Thursday, November 21, 2013

Aussie Near Two-Month Low on Fed as IMF Sees Currency Overvalue

Australia’s dollar approached a two-month low on concern the Federal Reserve will curb stimulus that has propped up asset prices worldwide, undermining the attractiveness of the currency as a higher-yielding asset.
The Aussie dropped yesterday by the most in three months after minutes of Fed officials’ last meeting showed $85 billion of monthly bond purchases might be reduced in coming months. The negative correlation between U.S. Treasury yields and the South Pacific nation’s currency has fallen to a seven-year low, signaling they are more likely to move in opposing directions. The International Monetary Fund said Australia’s currency “looks overvalued by around 10 percent.”

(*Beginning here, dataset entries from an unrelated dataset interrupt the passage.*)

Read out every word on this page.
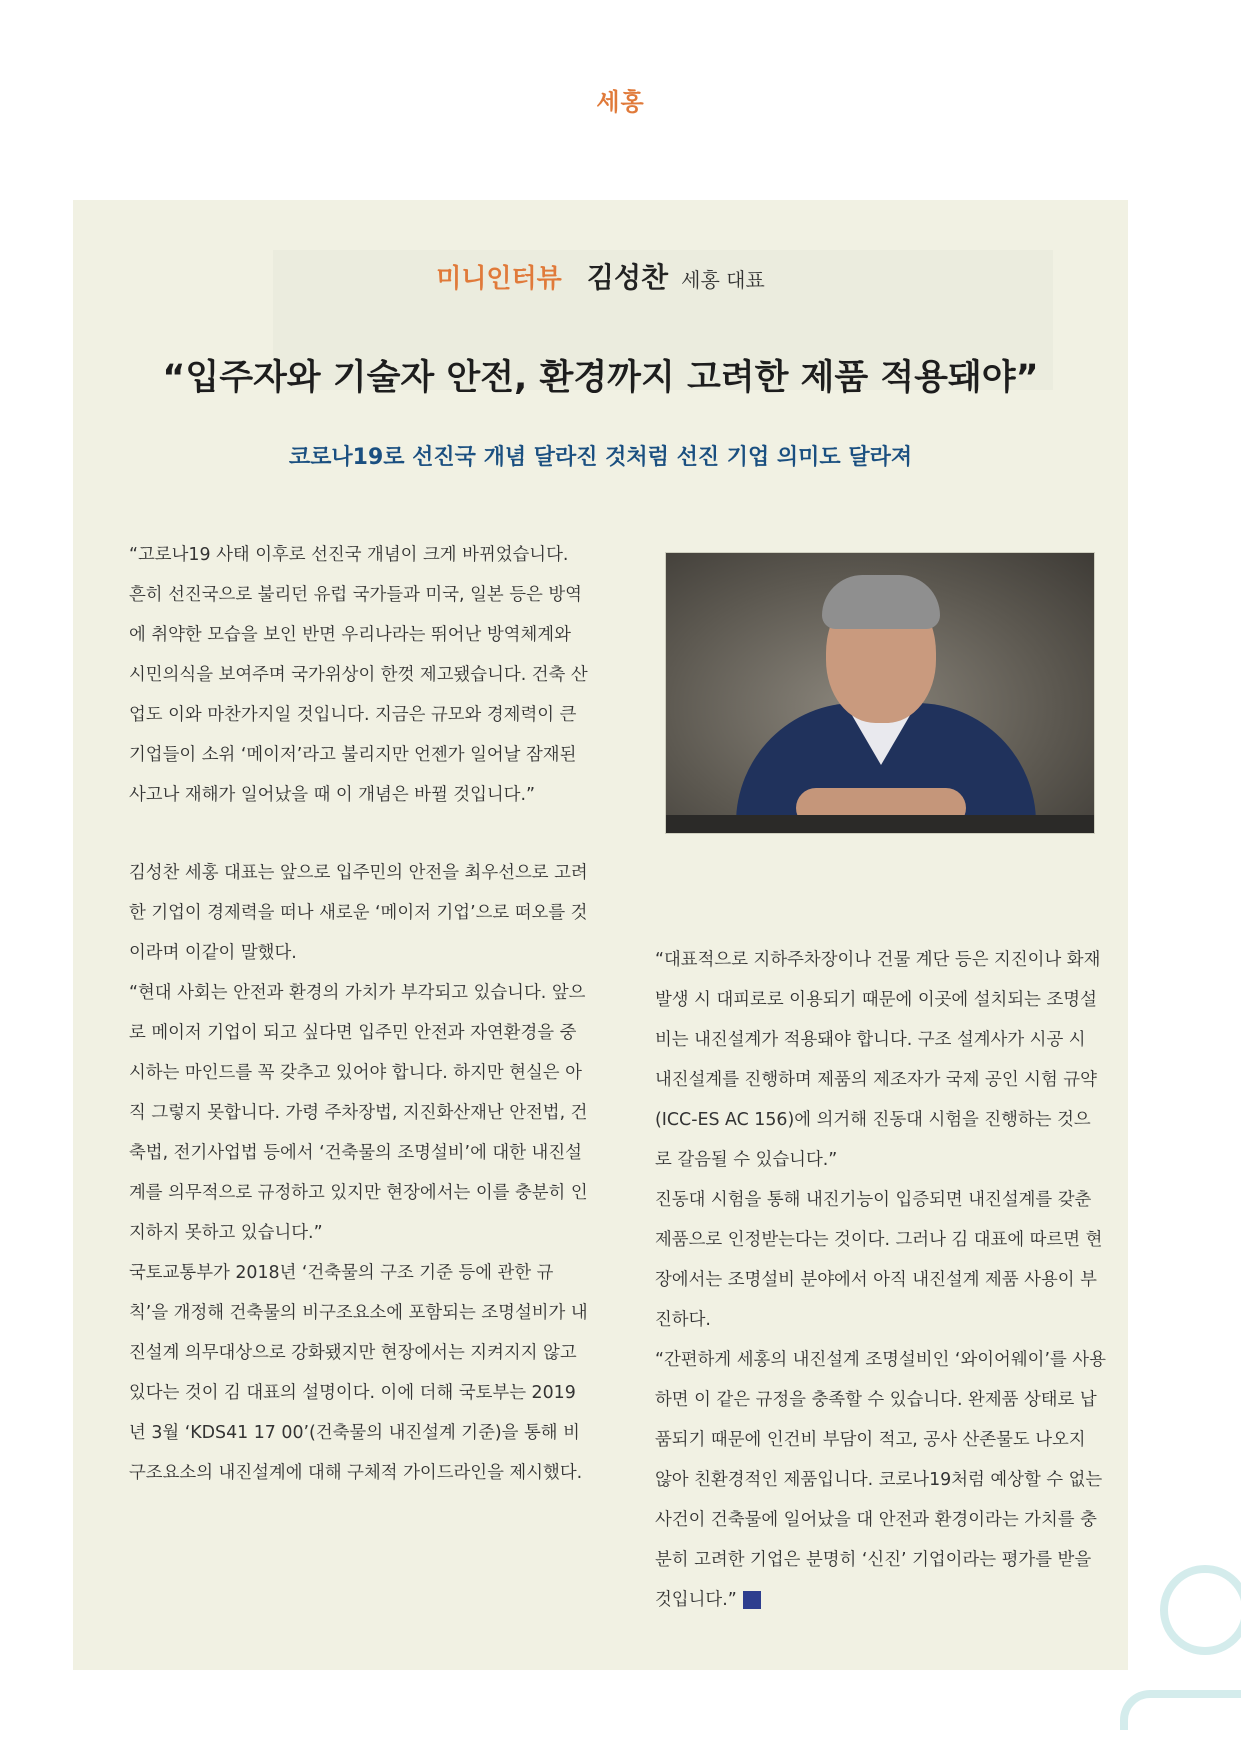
세홍
미니인터뷰 김성찬 세홍 대표
“입주자와 기술자 안전, 환경까지 고려한 제품 적용돼야”
코로나19로 선진국 개념 달라진 것처럼 선진 기업 의미도 달라져

“고로나19 사태 이후로 선진국 개념이 크게 바뀌었습니다. 흔히 선진국으로 불리던 유럽 국가들과 미국, 일본 등은 방역에 취약한 모습을 보인 반면 우리나라는 뛰어난 방역체계와 시민의식을 보여주며 국가위상이 한껏 제고됐습니다. 건축 산업도 이와 마찬가지일 것입니다. 지금은 규모와 경제력이 큰 기업들이 소위 ‘메이저’라고 불리지만 언젠가 일어날 잠재된 사고나 재해가 일어났을 때 이 개념은 바뀔 것입니다.”

김성찬 세홍 대표는 앞으로 입주민의 안전을 최우선으로 고려한 기업이 경제력을 떠나 새로운 ‘메이저 기업’으로 떠오를 것이라며 이같이 말했다.

“현대 사회는 안전과 환경의 가치가 부각되고 있습니다. 앞으로 메이저 기업이 되고 싶다면 입주민 안전과 자연환경을 중시하는 마인드를 꼭 갖추고 있어야 합니다. 하지만 현실은 아직 그렇지 못합니다. 가령 주차장법, 지진화산재난 안전법, 건축법, 전기사업법 등에서 ‘건축물의 조명설비’에 대한 내진설계를 의무적으로 규정하고 있지만 현장에서는 이를 충분히 인지하지 못하고 있습니다.”

국토교통부가 2018년 ‘건축물의 구조 기준 등에 관한 규칙’을 개정해 건축물의 비구조요소에 포함되는 조명설비가 내진설계 의무대상으로 강화됐지만 현장에서는 지켜지지 않고 있다는 것이 김 대표의 설명이다. 이에 더해 국토부는 2019년 3월 ‘KDS41 17 00’(건축물의 내진설계 기준)을 통해 비구조요소의 내진설계에 대해 구체적 가이드라인을 제시했다.

“대표적으로 지하주차장이나 건물 계단 등은 지진이나 화재 발생 시 대피로로 이용되기 때문에 이곳에 설치되는 조명설비는 내진설계가 적용돼야 합니다. 구조 설계사가 시공 시 내진설계를 진행하며 제품의 제조자가 국제 공인 시험 규약(ICC-ES AC 156)에 의거해 진동대 시험을 진행하는 것으로 갈음될 수 있습니다.”

진동대 시험을 통해 내진기능이 입증되면 내진설계를 갖춘 제품으로 인정받는다는 것이다. 그러나 김 대표에 따르면 현장에서는 조명설비 분야에서 아직 내진설계 제품 사용이 부진하다.

“간편하게 세홍의 내진설계 조명설비인 ‘와이어웨이’를 사용하면 이 같은 규정을 충족할 수 있습니다. 완제품 상태로 납품되기 때문에 인건비 부담이 적고, 공사 산존물도 나오지 않아 친환경적인 제품입니다. 코로나19처럼 예상할 수 없는 사건이 건축물에 일어났을 대 안전과 환경이라는 가치를 충분히 고려한 기업은 분명히 ‘신진’ 기업이라는 평가를 받을 것입니다.”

The Aussie retreated 0.1 percent to 93.26 U.S. cents as of 11:43 a.m. in Sydney after slumping 1.1 percent yesterday, the most since Aug. 21. It touched 92.69 on Nov. 12, the weakest since Sept. 16. New Zealand’s kiwi dollar fell 0.1 percent to 82.66 U.S. cents following a 1.2 percent tumble, the biggest since Oct. 23.

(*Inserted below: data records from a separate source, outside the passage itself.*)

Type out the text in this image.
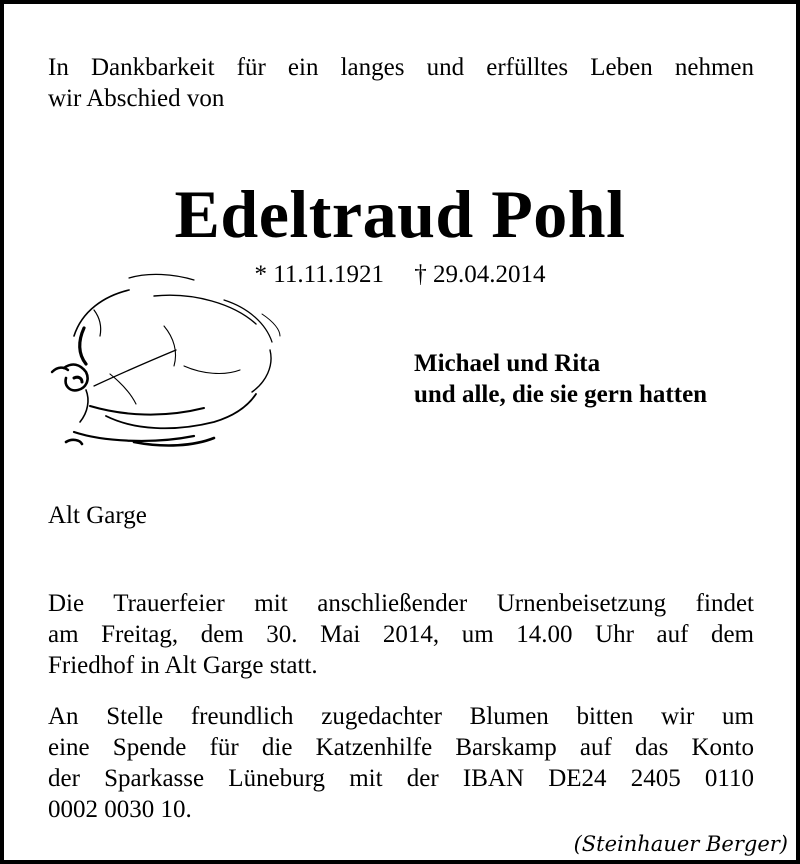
In Dankbarkeit für ein langes und erfülltes Leben nehmen
wir Abschied von
Edeltraud Pohl
* 11.11.1921 † 29.04.2014
Michael und Rita
und alle, die sie gern hatten
Alt Garge
Die Trauerfeier mit anschließender Urnenbeisetzung findet
am Freitag, dem 30. Mai 2014, um 14.00 Uhr auf dem
Friedhof in Alt Garge statt.
An Stelle freundlich zugedachter Blumen bitten wir um
eine Spende für die Katzenhilfe Barskamp auf das Konto
der Sparkasse Lüneburg mit der IBAN DE24 2405 0110
0002 0030 10.
(Steinhauer Berger)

The 120-day correlation between the Aussie and the benchmark U.S. 10-year Treasury yield was minus 0.36. It fell to minus 0.38 last month, the lowest since December 2006, from as high as 0.68 in November 2011.
Fed policy makers “generally expected that the data would prove consistent with the Committee’s outlook for ongoing improvement in labor market conditions and would thus warrant trimming the pace of purchases in coming months,” according to the record of the Federal Open Market Committee’s Oct. 29-30 gathering, released yesterday in Washington.
The U.S. yield touched 2.81 percent, a level unseen since Sept. 18. The yield on Australia’s 10-year government note added six basis points, or 0.06 percentage point, to 4.32 percent, the highest since March 2012.